An attitude of thankfulness. Wouldn’t it be awesome to have one prayer on Sunday to be designated a Thanksgiving prayer. Not praying for the sick. Not praying for the preacher to remember. Not praying for growth. But thanking the Lord. Thank Him for us. Thank Him for worship. Thank Him for healthy babies. Thank Him for the journey of senior saints. Thank Him for being patient with us. Thank Him for changing us. Thank Him for not giving up on us. Thank Him for His promises. Thank Him for His word.
An attitude of thankfulness. Is it wrong to ask God for things? No. Be careful what you ask. New cars, fat bank accounts and things like that do not interest God. Spiritual things, such as opportunities to help. New ways to serve. Eyes opened to see Scriptures. A closer walk with Him. Now, you are understanding God and what He wants. World peace? Won’t ever happen until people are walking with Him. Sunny days? Sometimes we need rain and storms and even pig pens to bring us back to Him.
Be devoted. Stay alert. Have an attitude of thankfulness. Now, go pray. Those three simple ingredients sets the tone and shapes our prayers. How interesting it is that we need God’s help just to talk to Him. We wouldn’t know how to do this had it not been God guiding us.

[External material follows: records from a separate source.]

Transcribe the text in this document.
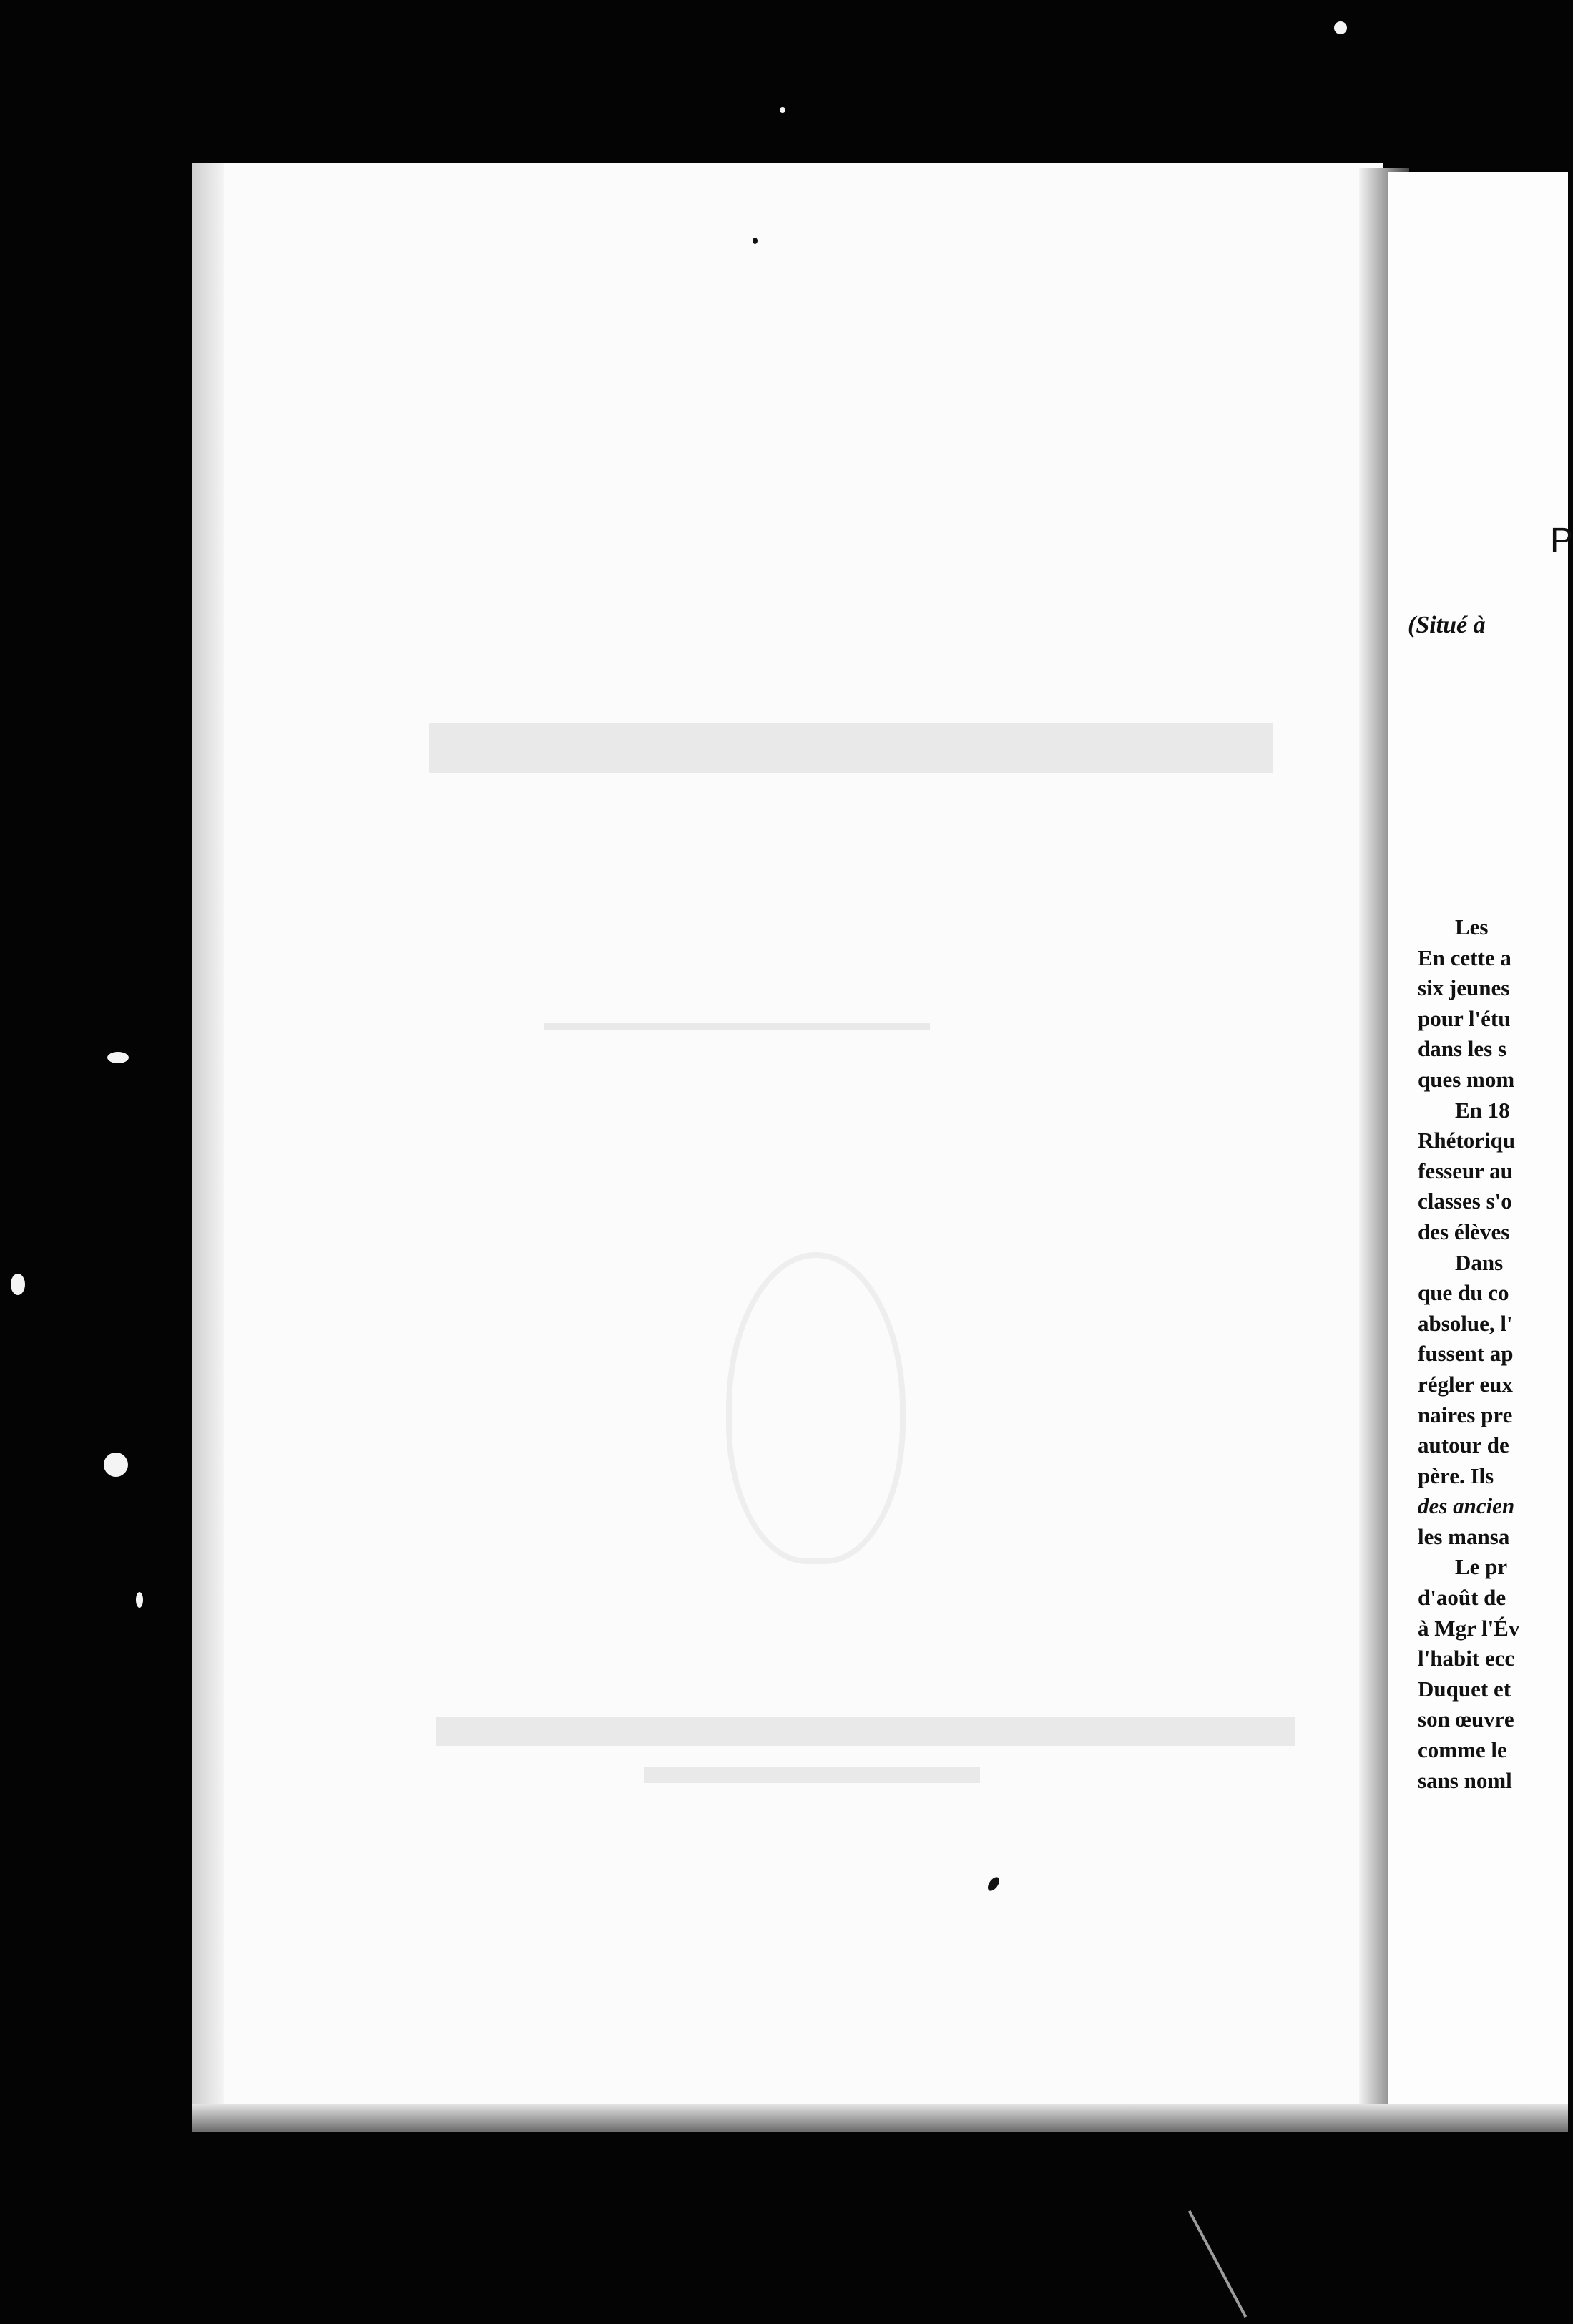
P
(Situé à
Les
En cette a
six jeunes
pour l'étu
dans les s
ques mom
En 18
Rhétoriqu
fesseur au
classes s'o
des élèves
Dans
que du co
absolue, l'
fussent ap
régler eux
naires pre
autour de
père. Ils
des ancien
les mansa
Le pr
d'août de
à Mgr l'Év
l'habit ecc
Duquet et
son œuvre
comme le
sans noml
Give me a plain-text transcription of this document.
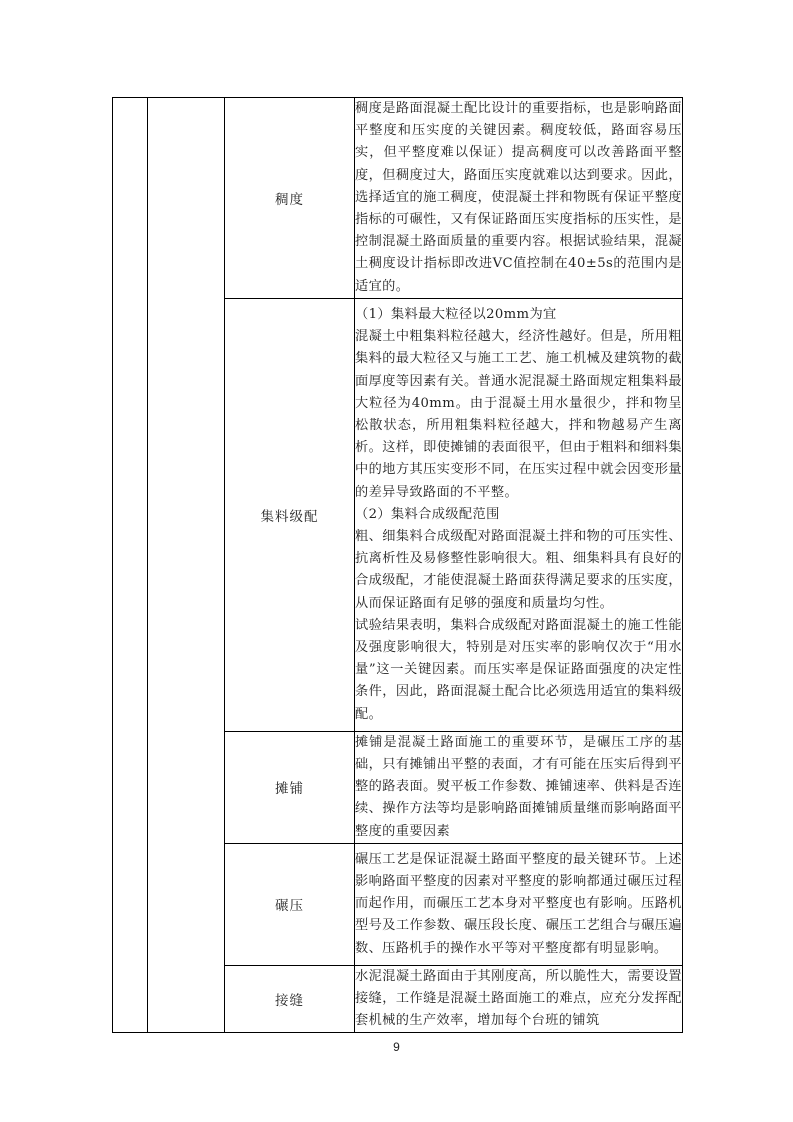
		稠度	稠度是路面混凝土配比设计的重要指标，也是影响路面平整度和压实度的关键因素。稠度较低，路面容易压实，但平整度难以保证）提高稠度可以改善路面平整度，但稠度过大，路面压实度就难以达到要求。因此，选择适宜的施工稠度，使混凝土拌和物既有保证平整度指标的可碾性，又有保证路面压实度指标的压实性，是控制混凝土路面质量的重要内容。根据试验结果，混凝土稠度设计指标即改进VC值控制在40±5s的范围内是适宜的。

		集料级配	（1）集料最大粒径以20mm为宜

混凝土中粗集料粒径越大，经济性越好。但是，所用粗集料的最大粒径又与施工工艺、施工机械及建筑物的截面厚度等因素有关。普通水泥混凝土路面规定粗集料最大粒径为40mm。由于混凝土用水量很少，拌和物呈松散状态，所用粗集料粒径越大，拌和物越易产生离析。这样，即使摊铺的表面很平，但由于粗料和细料集中的地方其压实变形不同，在压实过程中就会因变形量的差异导致路面的不平整。

（2）集料合成级配范围

粗、细集料合成级配对路面混凝土拌和物的可压实性、抗离析性及易修整性影响很大。粗、细集料具有良好的合成级配，才能使混凝土路面获得满足要求的压实度，从而保证路面有足够的强度和质量均匀性。

试验结果表明，集料合成级配对路面混凝土的施工性能及强度影响很大，特别是对压实率的影响仅次于“用水量”这一关键因素。而压实率是保证路面强度的决定性条件，因此，路面混凝土配合比必须选用适宜的集料级配。

		摊铺	摊铺是混凝土路面施工的重要环节，是碾压工序的基础，只有摊铺出平整的表面，才有可能在压实后得到平整的路表面。熨平板工作参数、摊铺速率、供料是否连续、操作方法等均是影响路面摊铺质量继而影响路面平整度的重要因素

		碾压	碾压工艺是保证混凝土路面平整度的最关键环节。上述影响路面平整度的因素对平整度的影响都通过碾压过程而起作用，而碾压工艺本身对平整度也有影响。压路机型号及工作参数、碾压段长度、碾压工艺组合与碾压遍数、压路机手的操作水平等对平整度都有明显影响。

		接缝	水泥混凝土路面由于其刚度高，所以脆性大，需要设置接缝，工作缝是混凝土路面施工的难点，应充分发挥配套机械的生产效率，增加每个台班的铺筑

9
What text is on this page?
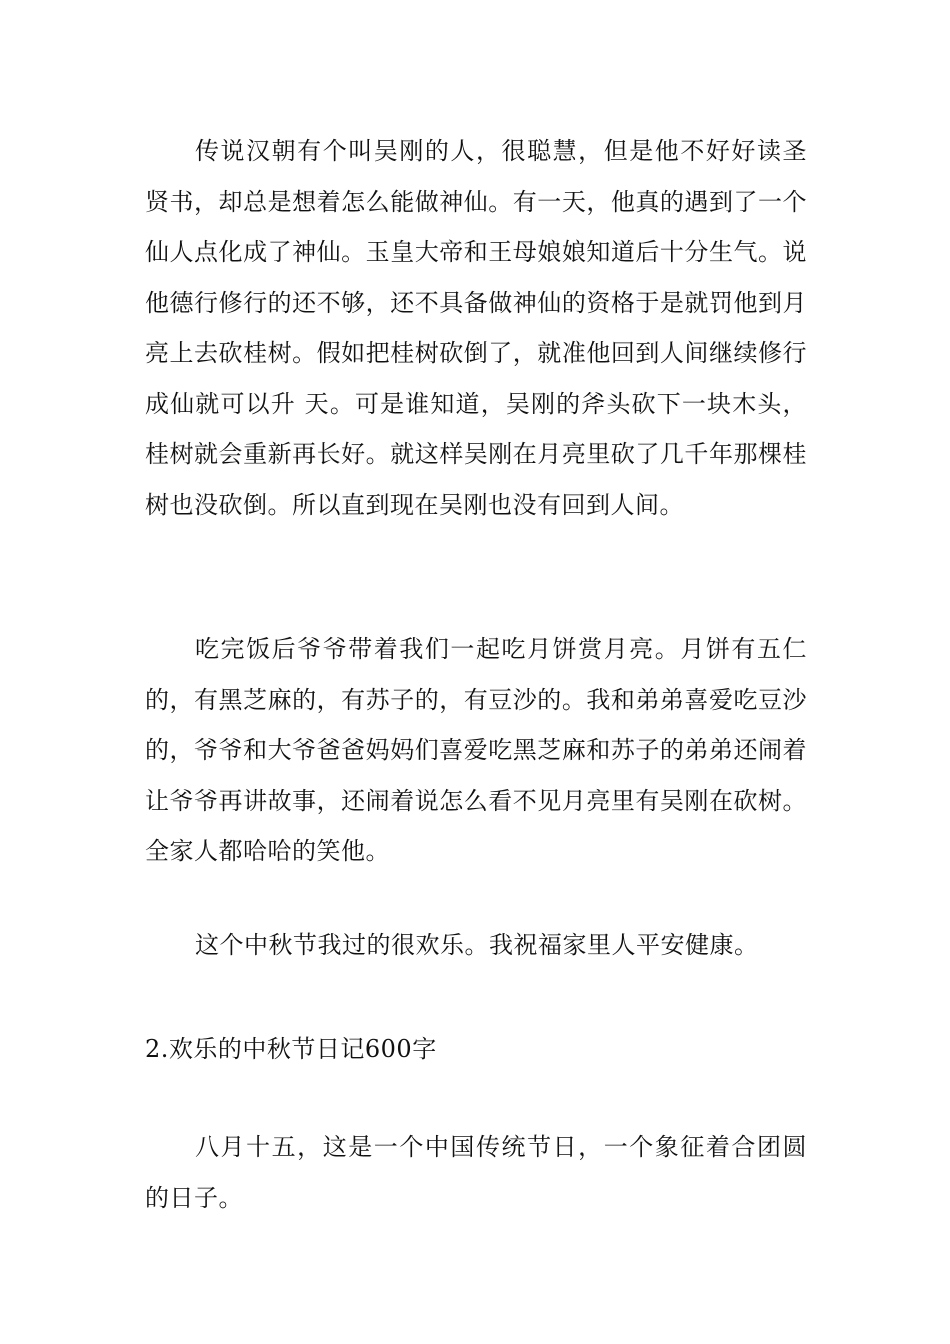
传说汉朝有个叫吴刚的人，很聪慧，但是他不好好读圣贤书，却总是想着怎么能做神仙。有一天，他真的遇到了一个仙人点化成了神仙。玉皇大帝和王母娘娘知道后十分生气。说他德行修行的还不够，还不具备做神仙的资格于是就罚他到月亮上去砍桂树。假如把桂树砍倒了，就准他回到人间继续修行成仙就可以升 天。可是谁知道，吴刚的斧头砍下一块木头，桂树就会重新再长好。就这样吴刚在月亮里砍了几千年那棵桂树也没砍倒。所以直到现在吴刚也没有回到人间。

吃完饭后爷爷带着我们一起吃月饼赏月亮。月饼有五仁的，有黑芝麻的，有苏子的，有豆沙的。我和弟弟喜爱吃豆沙的，爷爷和大爷爸爸妈妈们喜爱吃黑芝麻和苏子的弟弟还闹着让爷爷再讲故事，还闹着说怎么看不见月亮里有吴刚在砍树。全家人都哈哈的笑他。

这个中秋节我过的很欢乐。我祝福家里人平安健康。

2.欢乐的中秋节日记600字

八月十五，这是一个中国传统节日，一个象征着合团圆的日子。
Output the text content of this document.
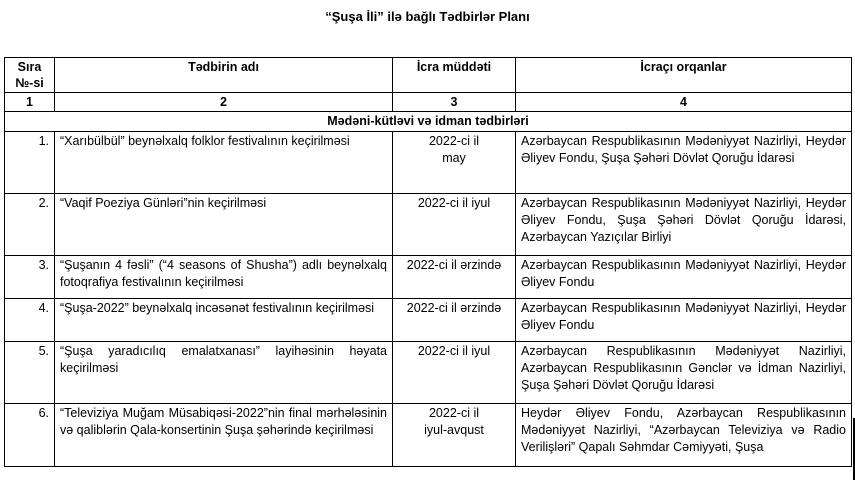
“Şuşa İli” ilə bağlı Tədbirlər Planı
Sıra №-si	Tədbirin adı	İcra müddəti	İcraçı orqanlar
1	2	3	4
Mədəni-kütləvi və idman tədbirləri			
1.	“Xarıbülbül” beynəlxalq folklor festivalının keçirilməsi	2022-ci il may	Azərbaycan Respublikasının Mədəniyyət Nazirliyi, Heydər Əliyev Fondu, Şuşa Şəhəri Dövlət Qoruğu İdarəsi
2.	“Vaqif Poeziya Günləri”nin keçirilməsi	2022-ci il iyul	Azərbaycan Respublikasının Mədəniyyət Nazirliyi, Heydər Əliyev Fondu, Şuşa Şəhəri Dövlət Qoruğu İdarəsi, Azərbaycan Yazıçılar Birliyi
3.	“Şuşanın 4 fəsli” (“4 seasons of Shusha”) adlı beynəlxalq fotoqrafiya festivalının keçirilməsi	2022-ci il ərzində	Azərbaycan Respublikasının Mədəniyyət Nazirliyi, Heydər Əliyev Fondu
4.	“Şuşa-2022” beynəlxalq incəsənət festivalının keçirilməsi	2022-ci il ərzində	Azərbaycan Respublikasının Mədəniyyət Nazirliyi, Heydər Əliyev Fondu
5.	“Şuşa yaradıcılıq emalatxanası” layihəsinin həyata keçirilməsi	2022-ci il iyul	Azərbaycan Respublikasının Mədəniyyət Nazirliyi, Azərbaycan Respublikasının Gənclər və İdman Nazirliyi, Şuşa Şəhəri Dövlət Qoruğu İdarəsi
6.	“Televiziya Muğam Müsabiqəsi-2022”nin final mərhələsinin və qaliblərin Qala-konsertinin Şuşa şəhərində keçirilməsi	2022-ci il iyul-avqust	Heydər Əliyev Fondu, Azərbaycan Respublikasının Mədəniyyət Nazirliyi, “Azərbaycan Televiziya və Radio Verilişləri” Qapalı Səhmdar Cəmiyyəti, Şuşa
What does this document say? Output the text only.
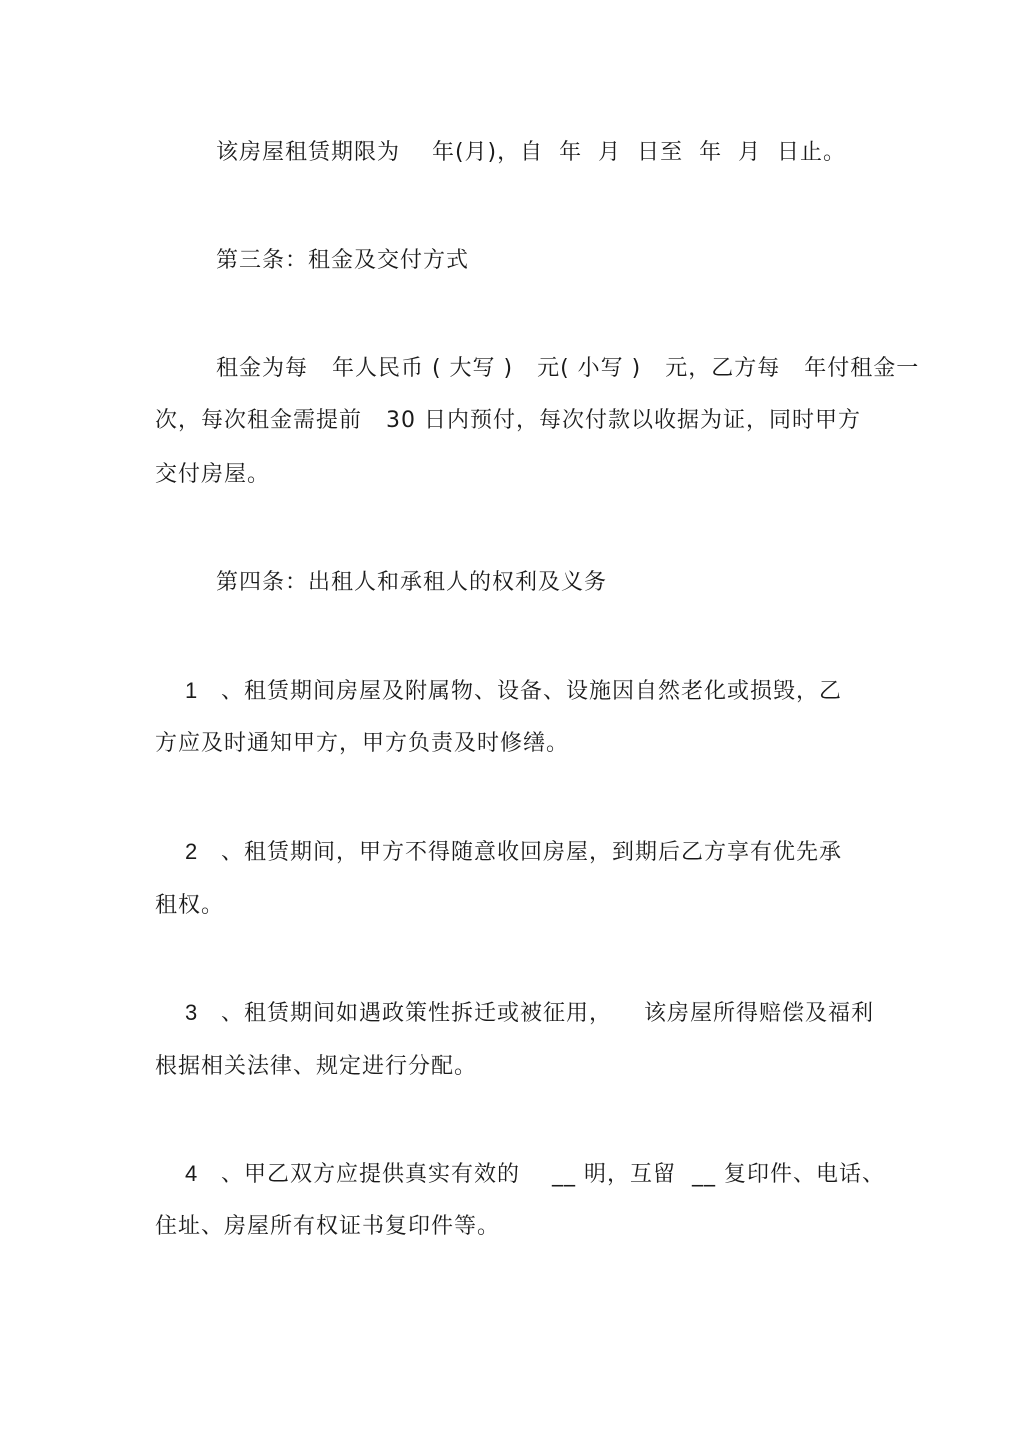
该房屋租赁期限为    年(月)，自  年  月  日至  年  月  日止。
第三条：租金及交付方式
租金为每   年人民币 ( 大写 )   元( 小写 )   元，乙方每   年付租金一
次，每次租金需提前   30 日内预付，每次付款以收据为证，同时甲方
交付房屋。
第四条：出租人和承租人的权利及义务
1 、租赁期间房屋及附属物、设备、设施因自然老化或损毁，乙
方应及时通知甲方，甲方负责及时修缮。
2 、租赁期间，甲方不得随意收回房屋，到期后乙方享有优先承
租权。
3 、租赁期间如遇政策性拆迁或被征用，    该房屋所得赔偿及福利
根据相关法律、规定进行分配。
4 、甲乙双方应提供真实有效的    __ 明，互留  __ 复印件、电话、
住址、房屋所有权证书复印件等。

Be devoted. Stay alert. Have an attitude of thankfulness. It doesn’t take 13 weeks to figure that out. Got a family? Thank the Lord for them and then pray about each one, one by one. Part of a church? Be thankful for that and then pray for each one, one by one. That’ll keep you busy for a while. And guess what? While you are praying, being thankful and be devoted, Satan can’t find a way into your heart. Things just work that way when you do things God’s way.